GSA adds new cybersecurity HACS to Schedule 70

The General Services Administration launched four new highly adaptive cybersecurity services, HACS, to the IT Schedule 70.

The new HACS Special Item Numbers (SINs) will offer agencies services that include penetration testing, incident response, cyber hunt, and risk and vulnerability assessment.

GSA said agencies will be able to purchase these services by Oct. 1.

GSA has already established the SINs, and officials expect to begin supplier evaluations Sept. 12. All current IT Schedule 70 suppliers that offer these same services must move their services to the HACS.

“These new SINs will provide government agencies with quicker and more reliable access to key, pre-vetted support services that will expand agencies’ capacity to test their high-priority IT systems, rapidly address potential vulnerabilities, and stop adversaries before they impact our networks,” said GSA Administrator Denise Turner Roth.

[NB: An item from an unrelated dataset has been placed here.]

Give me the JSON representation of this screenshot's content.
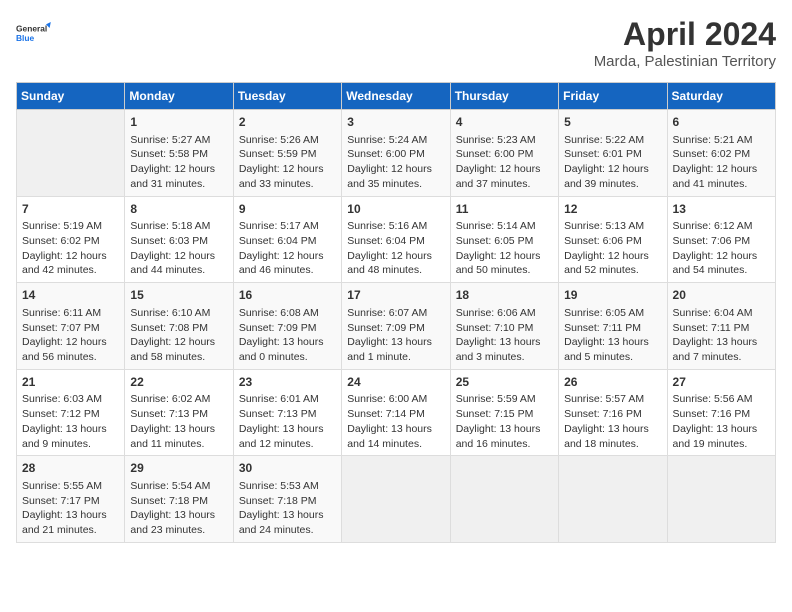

GSA plans to continue to work with the Homeland Security Department to ensure the service offerings are scrutinized and readily support the Obama administration’s Cybersecurity National Action Plan. The White House released the action plan in February, following signing the Cybersecurity Act of 2015 into law in December. The plan directs agencies to take short-term actions and fosters the conditions for long-term improvements to cybersecurity throughout government.

Federal CIO Tony Scott said the Office of Management and Budget will encourage agencies to buy cybersecurity services through IT Schedule 70 contracts.

“OMB will partner with GSA to provide new capabilities and add more vendors as these SINs evolve and grow more robust in their offerings,” Scott said.

GSA released its draft solicitation in August to GSA’s Interact website.